Two canards down, lots to go
The role of radical activists and advocates of green technology has long been dismissed as out of tune with rational economic progress. Yet in practice they have often been a key source of ideas that have seeded new industries in areas like food production, housing and energy. Rather than dismissing such activists and their niche ideas as hopelessly idealistic, mainstream business and policy makers should recognise that they present a diversity of options for sustainability and learn from them.

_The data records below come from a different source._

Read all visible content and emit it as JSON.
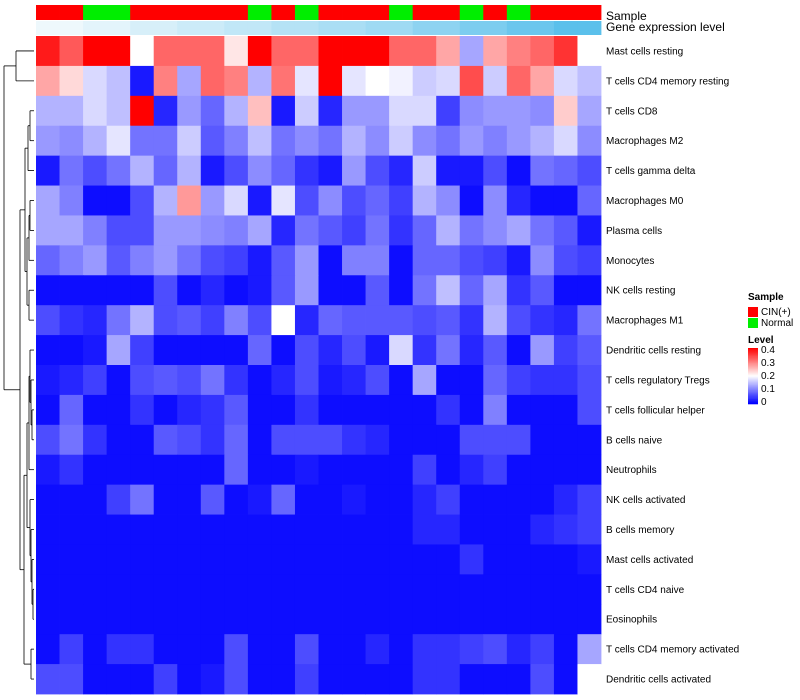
{
  "chart_data": {
    "type": "heatmap",
    "title": "",
    "rows": [
      "Mast cells resting",
      "T cells CD4 memory resting",
      "T cells CD8",
      "Macrophages M2",
      "T cells gamma delta",
      "Macrophages M0",
      "Plasma cells",
      "Monocytes",
      "NK cells resting",
      "Macrophages M1",
      "Dendritic cells resting",
      "T cells regulatory  Tregs",
      "T cells follicular helper",
      "B cells naive",
      "Neutrophils",
      "NK cells activated",
      "B cells memory",
      "Mast cells activated",
      "T cells CD4 naive",
      "Eosinophils",
      "T cells CD4 memory activated",
      "Dendritic cells activated"
    ],
    "sample_groups": [
      "CIN(+)",
      "CIN(+)",
      "Normal",
      "Normal",
      "CIN(+)",
      "CIN(+)",
      "CIN(+)",
      "CIN(+)",
      "CIN(+)",
      "Normal",
      "CIN(+)",
      "Normal",
      "CIN(+)",
      "CIN(+)",
      "CIN(+)",
      "Normal",
      "CIN(+)",
      "CIN(+)",
      "Normal",
      "CIN(+)",
      "Normal",
      "CIN(+)",
      "CIN(+)",
      "CIN(+)"
    ],
    "gene_expression_level": [
      0.1,
      0.1,
      0.12,
      0.12,
      0.14,
      0.14,
      0.16,
      0.16,
      0.18,
      0.18,
      0.2,
      0.2,
      0.22,
      0.22,
      0.24,
      0.24,
      0.27,
      0.27,
      0.3,
      0.3,
      0.33,
      0.33,
      0.36,
      0.36
    ],
    "values": [
      [
        0.38,
        0.33,
        0.4,
        0.4,
        0.2,
        0.32,
        0.32,
        0.32,
        0.22,
        0.4,
        0.32,
        0.32,
        0.4,
        0.4,
        0.4,
        0.32,
        0.32,
        0.27,
        0.13,
        0.27,
        0.3,
        0.32,
        0.36,
        0.2
      ],
      [
        0.27,
        0.23,
        0.17,
        0.15,
        0.02,
        0.3,
        0.13,
        0.32,
        0.3,
        0.14,
        0.31,
        0.18,
        0.4,
        0.18,
        0.2,
        0.19,
        0.16,
        0.17,
        0.34,
        0.16,
        0.32,
        0.27,
        0.17,
        0.15
      ],
      [
        0.14,
        0.14,
        0.17,
        0.15,
        0.4,
        0.03,
        0.12,
        0.08,
        0.14,
        0.25,
        0.02,
        0.16,
        0.03,
        0.12,
        0.12,
        0.17,
        0.17,
        0.05,
        0.11,
        0.12,
        0.12,
        0.11,
        0.24,
        0.13
      ],
      [
        0.12,
        0.11,
        0.14,
        0.18,
        0.09,
        0.09,
        0.16,
        0.07,
        0.1,
        0.15,
        0.09,
        0.11,
        0.09,
        0.14,
        0.11,
        0.16,
        0.11,
        0.09,
        0.12,
        0.1,
        0.12,
        0.14,
        0.17,
        0.11
      ],
      [
        0.02,
        0.09,
        0.06,
        0.09,
        0.14,
        0.08,
        0.14,
        0.02,
        0.06,
        0.11,
        0.08,
        0.04,
        0.02,
        0.12,
        0.06,
        0.03,
        0.16,
        0.02,
        0.02,
        0.06,
        0.01,
        0.09,
        0.08,
        0.06
      ],
      [
        0.13,
        0.1,
        0.01,
        0.01,
        0.06,
        0.14,
        0.28,
        0.12,
        0.17,
        0.02,
        0.18,
        0.06,
        0.11,
        0.06,
        0.08,
        0.05,
        0.14,
        0.11,
        0.01,
        0.11,
        0.03,
        0.01,
        0.01,
        0.08
      ],
      [
        0.13,
        0.13,
        0.1,
        0.06,
        0.06,
        0.12,
        0.12,
        0.11,
        0.1,
        0.13,
        0.03,
        0.09,
        0.07,
        0.05,
        0.09,
        0.04,
        0.08,
        0.14,
        0.09,
        0.11,
        0.13,
        0.09,
        0.07,
        0.02
      ],
      [
        0.08,
        0.1,
        0.12,
        0.07,
        0.1,
        0.12,
        0.09,
        0.06,
        0.05,
        0.02,
        0.07,
        0.12,
        0.01,
        0.1,
        0.1,
        0.01,
        0.08,
        0.08,
        0.06,
        0.05,
        0.02,
        0.11,
        0.06,
        0.05
      ],
      [
        0.01,
        0.01,
        0.01,
        0.01,
        0.01,
        0.06,
        0.01,
        0.03,
        0.01,
        0.02,
        0.07,
        0.12,
        0.01,
        0.01,
        0.07,
        0.01,
        0.09,
        0.15,
        0.08,
        0.13,
        0.04,
        0.07,
        0.01,
        0.01
      ],
      [
        0.06,
        0.04,
        0.03,
        0.09,
        0.14,
        0.06,
        0.07,
        0.05,
        0.1,
        0.06,
        0.2,
        0.03,
        0.08,
        0.07,
        0.07,
        0.07,
        0.06,
        0.07,
        0.04,
        0.14,
        0.06,
        0.04,
        0.03,
        0.09
      ],
      [
        0.01,
        0.01,
        0.02,
        0.13,
        0.05,
        0.01,
        0.01,
        0.01,
        0.01,
        0.08,
        0.01,
        0.06,
        0.03,
        0.06,
        0.02,
        0.17,
        0.04,
        0.09,
        0.03,
        0.07,
        0.01,
        0.12,
        0.05,
        0.07
      ],
      [
        0.02,
        0.03,
        0.05,
        0.01,
        0.06,
        0.07,
        0.06,
        0.09,
        0.04,
        0.01,
        0.03,
        0.06,
        0.02,
        0.03,
        0.06,
        0.01,
        0.13,
        0.01,
        0.01,
        0.08,
        0.05,
        0.04,
        0.04,
        0.06
      ],
      [
        0.01,
        0.08,
        0.01,
        0.01,
        0.04,
        0.01,
        0.03,
        0.04,
        0.07,
        0.01,
        0.01,
        0.04,
        0.01,
        0.01,
        0.01,
        0.01,
        0.01,
        0.04,
        0.01,
        0.1,
        0.01,
        0.01,
        0.01,
        0.06
      ],
      [
        0.06,
        0.09,
        0.04,
        0.01,
        0.01,
        0.07,
        0.06,
        0.04,
        0.08,
        0.01,
        0.06,
        0.06,
        0.06,
        0.04,
        0.03,
        0.01,
        0.01,
        0.01,
        0.06,
        0.06,
        0.06,
        0.01,
        0.01,
        0.01
      ],
      [
        0.02,
        0.04,
        0.01,
        0.01,
        0.01,
        0.01,
        0.01,
        0.01,
        0.08,
        0.01,
        0.01,
        0.02,
        0.01,
        0.01,
        0.01,
        0.01,
        0.05,
        0.01,
        0.03,
        0.05,
        0.01,
        0.01,
        0.01,
        0.01
      ],
      [
        0.01,
        0.01,
        0.01,
        0.05,
        0.09,
        0.01,
        0.01,
        0.07,
        0.01,
        0.02,
        0.08,
        0.01,
        0.01,
        0.02,
        0.01,
        0.01,
        0.03,
        0.05,
        0.01,
        0.01,
        0.01,
        0.01,
        0.03,
        0.05
      ],
      [
        0.01,
        0.01,
        0.01,
        0.01,
        0.01,
        0.01,
        0.01,
        0.01,
        0.01,
        0.01,
        0.01,
        0.01,
        0.01,
        0.01,
        0.01,
        0.01,
        0.03,
        0.03,
        0.01,
        0.01,
        0.01,
        0.03,
        0.04,
        0.05
      ],
      [
        0.01,
        0.01,
        0.01,
        0.01,
        0.01,
        0.01,
        0.01,
        0.01,
        0.01,
        0.01,
        0.01,
        0.01,
        0.01,
        0.01,
        0.01,
        0.01,
        0.01,
        0.01,
        0.04,
        0.01,
        0.01,
        0.01,
        0.01,
        0.02
      ],
      [
        0.01,
        0.01,
        0.01,
        0.01,
        0.01,
        0.01,
        0.01,
        0.01,
        0.01,
        0.01,
        0.01,
        0.01,
        0.01,
        0.01,
        0.01,
        0.01,
        0.01,
        0.01,
        0.01,
        0.01,
        0.01,
        0.01,
        0.01,
        0.01
      ],
      [
        0.01,
        0.01,
        0.01,
        0.01,
        0.01,
        0.01,
        0.01,
        0.01,
        0.01,
        0.01,
        0.01,
        0.01,
        0.01,
        0.01,
        0.01,
        0.01,
        0.01,
        0.01,
        0.01,
        0.01,
        0.01,
        0.01,
        0.01,
        0.01
      ],
      [
        0.01,
        0.05,
        0.01,
        0.04,
        0.04,
        0.01,
        0.01,
        0.01,
        0.06,
        0.01,
        0.01,
        0.06,
        0.01,
        0.01,
        0.03,
        0.01,
        0.04,
        0.04,
        0.05,
        0.06,
        0.03,
        0.05,
        0.01,
        0.13
      ],
      [
        0.06,
        0.06,
        0.01,
        0.01,
        0.01,
        0.05,
        0.01,
        0.02,
        0.06,
        0.01,
        0.01,
        0.05,
        0.01,
        0.01,
        0.01,
        0.01,
        0.04,
        0.04,
        0.01,
        0.01,
        0.01,
        0.06,
        0.01,
        0.2
      ]
    ],
    "annotation_labels": {
      "sample": "Sample",
      "gene_level": "Gene expression level"
    },
    "legend": {
      "sample_title": "Sample",
      "sample_entries": [
        {
          "label": "CIN(+)",
          "color": "#ff0000"
        },
        {
          "label": "Normal",
          "color": "#00ee00"
        }
      ],
      "level_title": "Level",
      "level_ticks": [
        0.4,
        0.3,
        0.2,
        0.1,
        0
      ],
      "level_tick_labels": [
        "0.4",
        "0.3",
        "0.2",
        "0.1",
        "0"
      ],
      "placement": "right"
    },
    "color_scale": {
      "low": "#0000ff",
      "mid": "#ffffff",
      "high": "#ff0000",
      "min": 0,
      "max": 0.4
    },
    "gene_level_colors": {
      "low": "#eef8fc",
      "high": "#5bc0eb"
    }
  }
}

Put it on the shelf beside the classic from MIT’s Stephen Myer, "The Economic Impact of Environmental Regulation" (PDF), summarized as follows:
Focusing on a number of different industries, using a variety of economic indicators, and covering different time periods these studies find that neither national nor state economic performance has been significantly or systematically affected by environmental regulation.
Firms that cannot compete without dumping some of their costs on the environment (and thereby compel the public to subsidize their operation) were never really competitive in the true sense of the term. But the loss of such companies is ultimately compensated for by new start up companies that use more innovative technologies.
I say again: word.
There you have it: Wild-eyed activists and futurists are an enduring source of competitive innovations for mainstream companies, and environmental regulations not only do not harm but may strengthen economies.
Two anti-environmental talking points, exposed as horseshit.